In return for CAMS, three Canadians will be part of the mission’s science team and have privileged access to the space observatory to study black holes, supernovas, and galaxy clusters. They will also investigate how galaxies like our own Milky Way were formed and how matter behaves under extreme conditions.

Professor Luigi Gallo of Saint Mary’s University leads Canada’s science team, which includes Professor Brian McNamara of the University of Waterloo and Professor Samar Safi?Harb of the University of Manitoba, as well as their respective teams of researchers and students.

Quick facts

Built by Neptec Design Group Ltd., CAMS is a precision optics technology that will calibrate measurements taken with the observatory’s Hard X-ray Telescope, significantly enhancing the quality of its images. Neptec designed, manufactured, assembled and tested CAMS in just four years.

CAMS consists of a laser and detector attached to one end of the spacecraft and a cube mirror located at the opposite end on an extendable mast, 12 metres away. The mast tends to bend and twist due to the extreme temperature variations in space. CAMS will precisely measure the mast’s distortions to a level of accuracy equivalent to the width of two human hairs.
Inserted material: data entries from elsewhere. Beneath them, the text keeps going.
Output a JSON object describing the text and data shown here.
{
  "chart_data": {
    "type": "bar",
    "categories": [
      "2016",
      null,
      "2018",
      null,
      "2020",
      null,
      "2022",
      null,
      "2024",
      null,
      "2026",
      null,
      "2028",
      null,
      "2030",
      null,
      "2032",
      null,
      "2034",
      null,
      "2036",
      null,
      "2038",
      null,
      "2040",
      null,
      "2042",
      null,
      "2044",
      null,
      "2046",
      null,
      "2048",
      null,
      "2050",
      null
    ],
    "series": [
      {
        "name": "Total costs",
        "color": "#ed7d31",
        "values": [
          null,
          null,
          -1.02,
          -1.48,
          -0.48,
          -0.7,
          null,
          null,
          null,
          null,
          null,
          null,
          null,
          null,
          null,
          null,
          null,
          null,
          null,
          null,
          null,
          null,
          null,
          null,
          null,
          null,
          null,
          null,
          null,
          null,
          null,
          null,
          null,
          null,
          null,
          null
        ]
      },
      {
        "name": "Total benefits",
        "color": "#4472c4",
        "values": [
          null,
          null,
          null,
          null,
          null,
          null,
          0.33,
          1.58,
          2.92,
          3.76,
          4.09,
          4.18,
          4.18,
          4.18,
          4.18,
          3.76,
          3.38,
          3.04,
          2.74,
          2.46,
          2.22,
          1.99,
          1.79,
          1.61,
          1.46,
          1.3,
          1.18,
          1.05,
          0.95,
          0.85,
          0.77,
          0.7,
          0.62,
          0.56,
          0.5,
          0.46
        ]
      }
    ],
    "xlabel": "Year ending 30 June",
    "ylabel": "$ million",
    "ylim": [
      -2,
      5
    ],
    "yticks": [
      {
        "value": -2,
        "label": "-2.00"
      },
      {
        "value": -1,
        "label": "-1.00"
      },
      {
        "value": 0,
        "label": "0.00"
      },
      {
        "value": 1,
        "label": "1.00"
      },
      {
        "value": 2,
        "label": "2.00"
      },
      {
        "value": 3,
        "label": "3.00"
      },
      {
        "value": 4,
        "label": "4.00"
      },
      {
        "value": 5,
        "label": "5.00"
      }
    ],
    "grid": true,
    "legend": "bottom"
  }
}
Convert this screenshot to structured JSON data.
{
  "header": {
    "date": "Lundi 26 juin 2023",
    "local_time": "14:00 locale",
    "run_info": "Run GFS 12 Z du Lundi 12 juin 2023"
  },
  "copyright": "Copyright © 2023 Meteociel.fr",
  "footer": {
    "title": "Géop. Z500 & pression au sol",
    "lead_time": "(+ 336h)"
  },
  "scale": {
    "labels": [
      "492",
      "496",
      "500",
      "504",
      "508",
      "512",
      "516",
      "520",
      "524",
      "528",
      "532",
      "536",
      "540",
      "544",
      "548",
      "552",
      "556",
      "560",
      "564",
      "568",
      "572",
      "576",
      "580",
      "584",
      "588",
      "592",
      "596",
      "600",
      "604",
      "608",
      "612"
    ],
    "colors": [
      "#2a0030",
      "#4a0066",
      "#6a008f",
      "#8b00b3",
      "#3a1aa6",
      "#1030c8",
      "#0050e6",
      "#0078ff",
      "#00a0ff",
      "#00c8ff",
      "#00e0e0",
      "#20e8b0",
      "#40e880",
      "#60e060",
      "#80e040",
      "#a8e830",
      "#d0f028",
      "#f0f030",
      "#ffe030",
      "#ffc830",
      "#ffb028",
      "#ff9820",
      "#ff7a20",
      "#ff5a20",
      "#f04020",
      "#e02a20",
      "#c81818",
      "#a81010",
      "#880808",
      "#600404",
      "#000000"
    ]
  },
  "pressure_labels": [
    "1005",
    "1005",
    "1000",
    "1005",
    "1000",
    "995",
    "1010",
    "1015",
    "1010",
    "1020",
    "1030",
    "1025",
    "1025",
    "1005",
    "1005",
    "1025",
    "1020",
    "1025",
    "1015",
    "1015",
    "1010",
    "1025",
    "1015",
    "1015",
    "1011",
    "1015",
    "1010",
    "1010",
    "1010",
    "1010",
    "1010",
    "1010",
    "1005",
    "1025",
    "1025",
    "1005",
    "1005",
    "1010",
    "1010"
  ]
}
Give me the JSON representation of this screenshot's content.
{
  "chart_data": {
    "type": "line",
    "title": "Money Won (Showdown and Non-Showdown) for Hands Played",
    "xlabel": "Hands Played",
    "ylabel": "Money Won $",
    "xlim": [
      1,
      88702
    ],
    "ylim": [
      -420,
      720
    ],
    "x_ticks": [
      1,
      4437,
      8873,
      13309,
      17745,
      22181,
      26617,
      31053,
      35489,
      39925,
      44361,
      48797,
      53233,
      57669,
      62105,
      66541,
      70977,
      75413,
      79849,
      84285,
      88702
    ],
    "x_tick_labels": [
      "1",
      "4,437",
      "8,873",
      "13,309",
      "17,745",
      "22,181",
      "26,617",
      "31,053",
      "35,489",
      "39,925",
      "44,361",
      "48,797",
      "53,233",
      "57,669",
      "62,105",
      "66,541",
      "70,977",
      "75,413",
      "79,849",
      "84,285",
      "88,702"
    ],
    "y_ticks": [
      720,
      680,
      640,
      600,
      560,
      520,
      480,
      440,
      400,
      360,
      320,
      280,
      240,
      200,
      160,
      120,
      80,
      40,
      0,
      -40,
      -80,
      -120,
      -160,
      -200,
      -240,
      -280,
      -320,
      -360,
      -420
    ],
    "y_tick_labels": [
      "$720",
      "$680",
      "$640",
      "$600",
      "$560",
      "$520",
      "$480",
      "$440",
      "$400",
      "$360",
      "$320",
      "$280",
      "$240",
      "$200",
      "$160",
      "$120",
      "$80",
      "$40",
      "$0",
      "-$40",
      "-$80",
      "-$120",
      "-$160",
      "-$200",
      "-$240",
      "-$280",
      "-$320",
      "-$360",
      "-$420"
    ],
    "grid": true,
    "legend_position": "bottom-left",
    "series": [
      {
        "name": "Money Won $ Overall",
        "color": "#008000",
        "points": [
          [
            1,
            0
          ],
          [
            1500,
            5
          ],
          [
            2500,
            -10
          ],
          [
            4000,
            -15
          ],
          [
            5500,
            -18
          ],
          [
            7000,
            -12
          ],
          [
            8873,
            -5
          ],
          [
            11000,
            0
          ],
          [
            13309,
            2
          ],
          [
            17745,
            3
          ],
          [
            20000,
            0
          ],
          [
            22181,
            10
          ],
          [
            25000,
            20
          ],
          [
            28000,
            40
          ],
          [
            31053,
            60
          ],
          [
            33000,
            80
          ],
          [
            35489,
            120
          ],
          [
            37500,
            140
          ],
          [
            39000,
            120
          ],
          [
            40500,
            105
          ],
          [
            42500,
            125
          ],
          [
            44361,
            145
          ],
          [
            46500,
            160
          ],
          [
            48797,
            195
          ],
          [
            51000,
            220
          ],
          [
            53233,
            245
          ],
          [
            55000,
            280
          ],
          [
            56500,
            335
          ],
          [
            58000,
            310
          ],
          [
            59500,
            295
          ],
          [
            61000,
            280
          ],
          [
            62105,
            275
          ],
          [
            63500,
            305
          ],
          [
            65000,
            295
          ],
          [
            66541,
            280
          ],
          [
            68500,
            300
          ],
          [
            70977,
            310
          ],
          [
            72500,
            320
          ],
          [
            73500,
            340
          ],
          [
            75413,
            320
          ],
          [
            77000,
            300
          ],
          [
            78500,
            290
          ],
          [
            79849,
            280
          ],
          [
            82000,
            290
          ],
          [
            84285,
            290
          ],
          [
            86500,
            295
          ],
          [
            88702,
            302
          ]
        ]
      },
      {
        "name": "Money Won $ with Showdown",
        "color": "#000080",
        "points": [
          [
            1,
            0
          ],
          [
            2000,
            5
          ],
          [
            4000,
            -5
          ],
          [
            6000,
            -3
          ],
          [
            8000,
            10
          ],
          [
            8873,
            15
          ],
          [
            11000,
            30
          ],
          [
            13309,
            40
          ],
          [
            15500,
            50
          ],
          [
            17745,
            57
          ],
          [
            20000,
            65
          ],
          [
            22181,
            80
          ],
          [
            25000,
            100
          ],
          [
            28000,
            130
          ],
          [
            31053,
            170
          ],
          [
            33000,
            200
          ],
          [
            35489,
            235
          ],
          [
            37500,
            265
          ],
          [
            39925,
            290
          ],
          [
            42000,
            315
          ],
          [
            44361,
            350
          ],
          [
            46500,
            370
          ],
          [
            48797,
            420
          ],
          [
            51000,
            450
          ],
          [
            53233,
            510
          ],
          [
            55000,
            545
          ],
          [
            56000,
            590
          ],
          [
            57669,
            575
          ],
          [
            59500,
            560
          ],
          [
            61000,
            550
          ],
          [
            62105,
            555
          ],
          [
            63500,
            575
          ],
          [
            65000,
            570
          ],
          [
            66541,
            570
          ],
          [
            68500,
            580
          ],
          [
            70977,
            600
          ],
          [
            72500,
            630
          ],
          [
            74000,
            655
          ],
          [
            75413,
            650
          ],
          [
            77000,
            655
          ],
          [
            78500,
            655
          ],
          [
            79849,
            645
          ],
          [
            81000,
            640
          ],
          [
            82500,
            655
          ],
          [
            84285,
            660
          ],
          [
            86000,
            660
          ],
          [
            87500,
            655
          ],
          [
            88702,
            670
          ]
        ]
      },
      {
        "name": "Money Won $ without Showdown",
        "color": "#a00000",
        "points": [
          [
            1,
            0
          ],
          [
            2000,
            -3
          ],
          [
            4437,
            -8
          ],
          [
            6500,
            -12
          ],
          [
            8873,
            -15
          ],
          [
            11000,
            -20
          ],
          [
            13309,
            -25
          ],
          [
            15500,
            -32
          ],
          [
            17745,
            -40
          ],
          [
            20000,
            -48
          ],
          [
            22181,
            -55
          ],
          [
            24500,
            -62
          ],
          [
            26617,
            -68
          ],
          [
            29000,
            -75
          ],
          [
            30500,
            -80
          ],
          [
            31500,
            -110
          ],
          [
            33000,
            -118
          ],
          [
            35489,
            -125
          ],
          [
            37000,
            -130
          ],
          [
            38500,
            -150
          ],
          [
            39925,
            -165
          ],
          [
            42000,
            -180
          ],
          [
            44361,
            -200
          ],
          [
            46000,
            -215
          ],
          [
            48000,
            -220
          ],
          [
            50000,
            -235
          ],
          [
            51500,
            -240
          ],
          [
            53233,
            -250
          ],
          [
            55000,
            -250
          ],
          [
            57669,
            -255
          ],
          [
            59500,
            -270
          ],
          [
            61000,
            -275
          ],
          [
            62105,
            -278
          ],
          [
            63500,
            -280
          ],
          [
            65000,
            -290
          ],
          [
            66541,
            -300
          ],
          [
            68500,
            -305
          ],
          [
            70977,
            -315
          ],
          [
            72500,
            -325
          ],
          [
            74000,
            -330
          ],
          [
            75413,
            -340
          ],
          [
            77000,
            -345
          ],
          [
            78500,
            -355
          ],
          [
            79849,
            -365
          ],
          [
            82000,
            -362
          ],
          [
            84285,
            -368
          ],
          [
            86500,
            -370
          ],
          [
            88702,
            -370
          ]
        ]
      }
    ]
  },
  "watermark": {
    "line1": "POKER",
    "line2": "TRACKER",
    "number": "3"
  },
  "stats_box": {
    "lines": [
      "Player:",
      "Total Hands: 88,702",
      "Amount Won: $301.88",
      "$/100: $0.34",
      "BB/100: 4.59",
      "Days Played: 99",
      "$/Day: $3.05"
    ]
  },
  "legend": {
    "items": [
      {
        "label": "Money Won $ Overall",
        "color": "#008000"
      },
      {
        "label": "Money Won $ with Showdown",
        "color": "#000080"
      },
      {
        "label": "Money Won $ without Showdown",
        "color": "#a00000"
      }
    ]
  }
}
The Canadian science team will have access to the proprietary data during the first year of the observatory’s operations, after which the entire Canadian astronomy community will have opportunities to propose ideas for further space-based investigations.

The Canadian Space Agency’s total investment in ASTRO-H is estimated at $10 million (including taxes) over seven years (including industry contracts and support for the science team).


“I am delighted that the Japan Aerospace Exploration Agency has successfully launched ASTRO-H—yet another fruitful scientific collaboration between our two countries. Like many Canadians, I look forward to the amazing discoveries from this space-based observatory, and am very much interested to see how Canadian scientists will help advance humankind’s knowledge of the universe.”

The Honourable Navdeep Bains, Minister of Innovation, Science and Economic Development

“CAMS is a perfect example where a strategic investment by the Canadian Space Agency in Canadian technology has led directly to export sales and value-added job creation opportunities for Canada. This project keeps Canada on the leading edge of optical sensor space applications.”